The Annals of Eutychius of Alexandria (10th c. AD) – chapter 18c (part 3)

The reign of the Caliph Omar continues, with the seige of Damascus.  The Roman garrison defends the city against what is seen at the time as merely a large-scale raidBut in the end, after six months, the governor surrenders.

6. When the Muslims arrived at Damascus, Khalid ibn al-Walid camped near the “Bab ash-Sharqi”, Abu Ubayda ibn al-Garrah near the “Bāb al-Gābiyah”, Amr ibn al-As near the “Bāb Tuma”, and Yazid ibn Abi Sufyan near the the “Bāb as-Saghir (71)” and the “Bāb Kisan”.[1]  They besieged Damascus for six months less one day.  The Rum made raids against them every day, coming out now from one gate or another, keeping them engaged in combat.  Then the Muslims wrote to Omar ibn al-Khattab, informing him of the progress of affairs.  Omar ibn al-Khattab replied, sending a letter with which he removed the supreme command from Khalid ibn al-Walid and entrusted it to Abu Ubayda ibn al-Garrah.  The siege had now exhausted the inhabitants of Damascus, and Mansur, the prefect of Damascus, went up on the “Bāb ash-Sharqi” and spoke to Khalid ibn al-Walid, asking him to grant safety to him, to his family, to those who they were with him, and to the inhabitants of Damascus, with the exception of the Rum: in exchange for which he would open the gates of the city.  Khalid ibn al-Walid agreed to his request and wrote to him a covenant whose text read as follows:

“This is a statement by Khalid ibn al-Walid to the people of Damascus.  I will guarantee your lives, your homes, your property and your churches and I assure you that these will not be destroyed, nor your dwelling places and that you will be left alone.”

He handed over the parchment, and Mansur opened to Khalid ibn al-Walid the “Bāb ash-Sharqi”.  Khalid burst into the city shouting to his men: “Keep your swords in their sheaths.”  Once they entered the city, Khalid’s men shouted in chorus “Allahu Akbar” [=God is great].  Their shout came up to the Rum who were fighting at the [other] gates.  Realizing that Mansur had opened the door and had let the Arabs into the city, they gave up defending the gates and fled.  Abu Ubayda ibn al-Garrah came with a drawn sword from the “Bab al-Gabiyah”, and from “Bab as-Saghir” came Yazid ibn Abi Sufyan who was also with his sword drawn, and from the “Bab Tuma,” where there was still violent fighting, came in, always with a drawn sword, Amr ibn al-As.  Many men were killed at the “Bab Tuma” on both sides.  The Muslims were continuing to slaughter, and to take prisoners when Khalid ibn al-Walid, Abu Ubayda ibn al-Garrah, Yazid ibn Abi Sufyan and Amr ibn al-As met together in the place called “az-Zayyanin” where Mansur was with the [text] of the covenant in his hands.  Khalid ibn al-Walid made them aware of the guarantee which he had granted them.  Their opinions were divided.  Yazid ibn Abi Sufyan said: “We do not endorse the guarantee given to them,” while Abu Ubayda and Amr ibn al-As said: “We will recognize its validity” and cried out to their men, saying sheathe their swords.  Yazid instead shouted to his men not to put away their swords.  Then Amr ibn al-As said: “Come now, consider also that the city was taken based on our commitment of protection and there is peace between us.”  Thus they were all agreed.

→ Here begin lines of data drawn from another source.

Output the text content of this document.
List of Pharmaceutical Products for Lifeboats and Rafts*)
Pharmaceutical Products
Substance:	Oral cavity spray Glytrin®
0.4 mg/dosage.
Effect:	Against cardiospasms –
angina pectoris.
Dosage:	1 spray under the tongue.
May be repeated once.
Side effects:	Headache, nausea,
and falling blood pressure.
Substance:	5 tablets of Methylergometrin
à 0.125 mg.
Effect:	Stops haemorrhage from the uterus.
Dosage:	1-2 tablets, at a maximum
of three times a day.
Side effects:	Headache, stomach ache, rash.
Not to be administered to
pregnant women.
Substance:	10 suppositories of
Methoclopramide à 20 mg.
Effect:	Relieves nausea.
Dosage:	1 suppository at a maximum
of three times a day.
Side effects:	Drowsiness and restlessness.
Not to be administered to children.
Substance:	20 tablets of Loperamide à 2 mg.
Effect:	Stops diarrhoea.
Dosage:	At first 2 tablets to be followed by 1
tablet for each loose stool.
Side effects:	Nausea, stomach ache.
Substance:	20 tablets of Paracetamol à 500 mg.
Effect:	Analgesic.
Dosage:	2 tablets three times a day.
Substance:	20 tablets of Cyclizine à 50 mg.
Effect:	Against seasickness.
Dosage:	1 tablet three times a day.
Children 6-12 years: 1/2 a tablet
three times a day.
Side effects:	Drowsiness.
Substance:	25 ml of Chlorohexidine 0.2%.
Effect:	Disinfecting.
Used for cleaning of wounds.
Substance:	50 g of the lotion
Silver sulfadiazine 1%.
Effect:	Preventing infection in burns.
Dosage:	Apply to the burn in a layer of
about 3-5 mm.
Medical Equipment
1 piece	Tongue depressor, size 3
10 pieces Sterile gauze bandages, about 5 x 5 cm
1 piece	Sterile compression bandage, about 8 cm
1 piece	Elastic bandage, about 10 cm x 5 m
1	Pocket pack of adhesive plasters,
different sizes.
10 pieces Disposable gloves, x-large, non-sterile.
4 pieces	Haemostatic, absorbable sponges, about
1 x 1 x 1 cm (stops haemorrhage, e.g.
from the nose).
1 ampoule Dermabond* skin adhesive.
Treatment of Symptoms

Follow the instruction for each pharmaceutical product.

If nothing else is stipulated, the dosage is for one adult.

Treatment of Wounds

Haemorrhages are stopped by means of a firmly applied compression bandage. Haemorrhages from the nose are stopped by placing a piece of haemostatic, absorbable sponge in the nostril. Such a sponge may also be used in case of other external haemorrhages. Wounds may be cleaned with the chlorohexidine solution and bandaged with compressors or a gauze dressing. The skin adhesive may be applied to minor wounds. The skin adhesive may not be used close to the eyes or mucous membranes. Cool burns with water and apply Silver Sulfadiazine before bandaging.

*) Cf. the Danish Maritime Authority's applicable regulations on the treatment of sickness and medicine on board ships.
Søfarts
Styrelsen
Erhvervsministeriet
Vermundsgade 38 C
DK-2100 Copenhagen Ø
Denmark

Then Mansur said to them: “Promise me in the name of Allah”, and did write in the text “There swore in the name of Allah: Abu Ubayda ibn al-Garrah, Yazid ibn Abi Sufyan, Amr ibn al-As and Sarhabil ibn Hasana”.  Mansur took with him the text.  The Byzantine soldiers who had found safety reached King Heraclius at Antioch.

When King Heraclius understood that Damascus had been occupied he exclaimed:  “Peace to you, O Syria,” or “Peace to you, O Damascus of Syria”, and went on his journey till he came to Constantinople, in the third year of the caliphate of Omar ibn al-Khattab.  As for Mansur, prefect of Damascus, for his cowardly behaviour and for what he had done to the Rum, getting them killed, and for the help given to the Muslims against them, all the patriarchs and bishops of the whole earth cursed him.

Seven days later, a messenger announced to Omar ibn al-Khattab the fall of Damascus.

  1. [1]I.e. outside each of the gates (“bab”) of the city.

2 thoughts on “The Annals of Eutychius of Alexandria (10th c. AD) – chapter 18c (part 3)

  1. The Mansur mentioned in this text is supposed to be the grandfather of John of Damascus.

    John seems to have served as some kind of finance minister under the Ummayad Dynasty before retiring into monastic life.